Özgürleşebilen ve dününden daha iyi olabilenlerden olmak dileğiyle...


 Deneyimsel Tasarım Öğretisi geçmiş deneyimlerden yola çıkarak, geleceğimizi tasarlamaya yönelik stratejiler üreten bir bilgi topluluğudur.

“Kim Kimdir”,” İlişkilerde Ustalık” ve “Başarı Psikolojisi” seminerleriyle mutlu ve başarılı olmak isteyen insanlara problemlerini çözmeleri ve hedeflerine ulaşabilmeleri için ihtiyaç duydukları yöntemleri öğretir. 

"Hayatta hiçbir zaman keşfedilemeyecek tek bir şey vardır; Daha iyisi…"

Yahya Hamurcu




 

 

 

 

Yorumlar

MÇ dedi ki…
İnsan bazen içinden çıkamadığı konulara kendini fazlaca kaptırıyor. Böyle durumlar için güzel bir farkındalık oluşturmuş bu yazı... Kaleminize sağlık...
Şükran dedi ki…
İnsanın işler kontrolden çıktığında onu kontrol eden ve insanın üstünde olan bir Yaratıcının olması en büyük yaşam sevinci, en büyük konfor, aslında bu dünyada en kötü diye birşey yok, en kötü olan şey böyle bir konforun olmaması, insanın YARATICI yokmuş gibi davranması en büyük kaygı, ve herşeyi kendi yapacağını sanıp yapamadığındaki panik hali büyük kaos...bundada var bir hayır demek için bir Yaratan'a ihtiyaç var...
Eda dedi ki…
Hayat sebeb sonuç içerisinde ilerliyor. İnsan oluşturduğu sebebleri.
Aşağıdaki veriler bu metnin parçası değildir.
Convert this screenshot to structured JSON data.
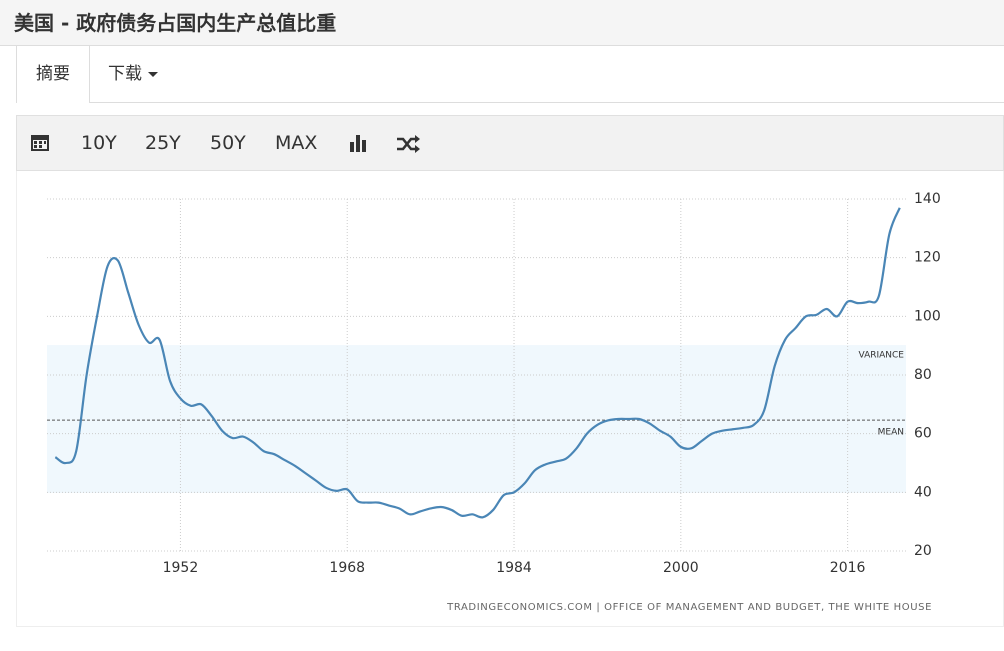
{
  "header": {
    "title": "美国 - 政府债务占国内生产总值比重"
  },
  "tabs": [
    "摘要",
    "下载"
  ],
  "toolbar": {
    "ranges": [
      "10Y",
      "25Y",
      "50Y",
      "MAX"
    ]
  },
  "chart_data": {
    "type": "line",
    "color": "#4a86b6",
    "x": [
      1940,
      1941,
      1942,
      1943,
      1944,
      1945,
      1946,
      1947,
      1948,
      1949,
      1950,
      1951,
      1952,
      1953,
      1954,
      1955,
      1956,
      1957,
      1958,
      1959,
      1960,
      1961,
      1962,
      1963,
      1964,
      1965,
      1966,
      1967,
      1968,
      1969,
      1970,
      1971,
      1972,
      1973,
      1974,
      1975,
      1976,
      1977,
      1978,
      1979,
      1980,
      1981,
      1982,
      1983,
      1984,
      1985,
      1986,
      1987,
      1988,
      1989,
      1990,
      1991,
      1992,
      1993,
      1994,
      1995,
      1996,
      1997,
      1998,
      1999,
      2000,
      2001,
      2002,
      2003,
      2004,
      2005,
      2006,
      2007,
      2008,
      2009,
      2010,
      2011,
      2012,
      2013,
      2014,
      2015,
      2016,
      2017,
      2018,
      2019,
      2020,
      2021
    ],
    "values": [
      52,
      50,
      54,
      80,
      100,
      117,
      119,
      108,
      97,
      91,
      92,
      78,
      72,
      69.5,
      70,
      66,
      61,
      58.5,
      59,
      57,
      54,
      53,
      51,
      49,
      46.5,
      44,
      41.5,
      40.5,
      41,
      37,
      36.5,
      36.5,
      35.5,
      34.5,
      32.5,
      33.5,
      34.5,
      35,
      34,
      32,
      32.5,
      31.5,
      34,
      39,
      40,
      43,
      47.5,
      49.5,
      50.5,
      51.5,
      55,
      60,
      63,
      64.5,
      65,
      65,
      65,
      63.5,
      61,
      59,
      55.5,
      55,
      57.5,
      60,
      61,
      61.5,
      62,
      63,
      68,
      83,
      92,
      96,
      100,
      100.5,
      102.5,
      100,
      105,
      104.5,
      105,
      107,
      128,
      137
    ],
    "xlim": [
      1939.2,
      2021.6
    ],
    "xticks": [
      1952,
      1968,
      1984,
      2000,
      2016
    ],
    "ylim": [
      20,
      140
    ],
    "yticks": [
      20,
      40,
      60,
      80,
      100,
      120,
      140
    ],
    "grid": true,
    "mean": {
      "label": "MEAN",
      "value": 64.6
    },
    "variance": {
      "label": "VARIANCE",
      "range": [
        39.8,
        90.2
      ]
    },
    "source": "TRADINGECONOMICS.COM | OFFICE OF MANAGEMENT AND BUDGET, THE WHITE HOUSE"
  }
}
Sonuçlarını yaşıyor. Sebebleri yapmak,sonuçları düşünmemek insanı rahatlatiyor gerçekten emeklerinize sağlık
Dln dedi ki…
Biz sadece kontrolümüzde olan şeylerden sorumluyuz çok büyük bir merhamet değil mi? Kaleminize sağlık, insanın sürekli dış dünyayı kontrol etme çabasına güzel açıklama getirmiş bir yazı olmuş.
Figen Ekame dedi ki…
Çoğunluğun yaşam sevincine ihtiyacı olan bir dönemde, yazınız çok ihtiyaç gördü… Kaleminize sağlık ☺️
Havva Ağırdil dedi ki…
İnsan kendindeki kaynakları boşa harcadığını çoğu zaman farkında olmaz.
Berna Büyükkavut dedi ki…
Kabullenmek insanın sırtından kocaman bir yük alıyor hakikaten…Teşekkür ederiiz💕
Leyla dedi ki…
Hayatta olup bitenler sınav. Bizlere düşen bu sınavlara doğru tepkiler verebilmek.Gemiyi inşa eden sevk ve idaresini yapanin varlığını bilince büyük bir ferahlama geliyor insana.Hamdolsun RAB bimin varlığına.
ZelihaE dedi ki…
Son donemlerde özellikle herkesin daha çok içine düştüğü kaygı daha dibe çekiyor doğru bir yöntem uygulayamadığında insanı. İlk aşama halbu ki kabullenmek dediğinde o girdaptan çıkabilmenin büyük adımı atılmış oluyor. Elinize sağlık:)
ayşe akgn dedi ki…
teslimiyet, kabul, tevekkül...
Adsız dedi ki…
İnsan mutlu olmak ister. Ama dış dünyayı değiştirmeye çalıştıkça daha da mutsuz olur.